Павел Николаевич оглянулся, схватился за голову и, как был без шапки и в одном легком пиджаке, бросился бежать вместе с другими.
И когда он выбежал к площадке, с которой видна была вся фабрика, он понял причину тревоги: над корпусами алело небольшое зарево, и дым выкатывался к небу густым облаком.
— Пожар!..
Глава одиннадцатая
Только позже, значительно позже понял и узнал Павел Николаевич, как он вел себя в тот вечер, когда встревоженный набатом, побежал он с толпою к фабрике.
Мысль о пожаре, о том, что горит фабрика, на которой прошла вся его жизнь, ошеломила его, и он бежал невзирая на свои годы, безоглядно и быстро, опережая многих молодых. Бежал, как в тумане, не разбирая дороги.
Зарево разгоралось ярче и тревожней, дым полыхал пушистыми облаками и взвивался все выше и выше. И толпа, которая неслась к фабрике и несла с собою Павла Николаевича, все еще не могла разобраться, где и что горит.

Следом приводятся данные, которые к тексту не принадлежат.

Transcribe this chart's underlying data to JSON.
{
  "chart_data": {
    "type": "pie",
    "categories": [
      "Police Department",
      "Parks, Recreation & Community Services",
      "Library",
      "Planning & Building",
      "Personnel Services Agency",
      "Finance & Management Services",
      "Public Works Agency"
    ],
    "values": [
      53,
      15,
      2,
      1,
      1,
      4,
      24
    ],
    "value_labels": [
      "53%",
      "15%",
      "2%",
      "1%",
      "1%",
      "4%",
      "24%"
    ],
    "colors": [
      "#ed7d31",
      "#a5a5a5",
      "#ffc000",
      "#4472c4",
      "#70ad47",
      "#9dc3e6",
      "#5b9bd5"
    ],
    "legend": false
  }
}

По дороге вскачь мчались пожарные бочки. У пруда возились рабочие с рукавами, с ведрами. Дорога была забита людьми. И шум нарастал, увеличивался, вспыхивал ревом.
Когда толпа, и вместе с нею и Поликанов, добежала до первых фабричных корпусов и рассыпалась среди ящиков, бочек и груды испорченного, забракованного товара, все наконец поняли, что горит на постройке. Оттуда, где молодо и весело вздымались новые стены и устремлялась ввысь стройная труба, прорывались сквозь багровые и черные лоскутья дыма языки пламени; там шипело и потрескивало; там жадно и ликующе орудовал огонь.
Толпа ринулась быстрее и яростнее вперед.
Яростней и быстрее побежал и Павел Николаевич.
Впереди открылся объятый пламенем деревянный барак, в котором хранились строительные материалы. Возле пылающего барака возились пожарные, работала машина, вздымались вверх лестницы, поблескивали в красном свете пожара медные каски. Вода с шипением и плеском въедалась в пламя, и дым, мешаясь с паром, упруго взлетал к смутно озаренному небу. Рабочие дружно качали воду, лезли вместе с пожарными по лестницам на охваченную огнем крышу, рубили, растаскивали обуглившиеся, дымящиеся доски и балки. Андрей Фомич, злой и мятежный, был в самой гуще пожара. Он хриплым голосом отдавал распоряжения, руководил тушением пожара, упрямо и жадно лез с топором к самому пламени. Озаренное пожаром лицо его было исступленно и грозно. Грозен и свиреп был его голос, покрывавший шум огня, шум воды, шум толпы.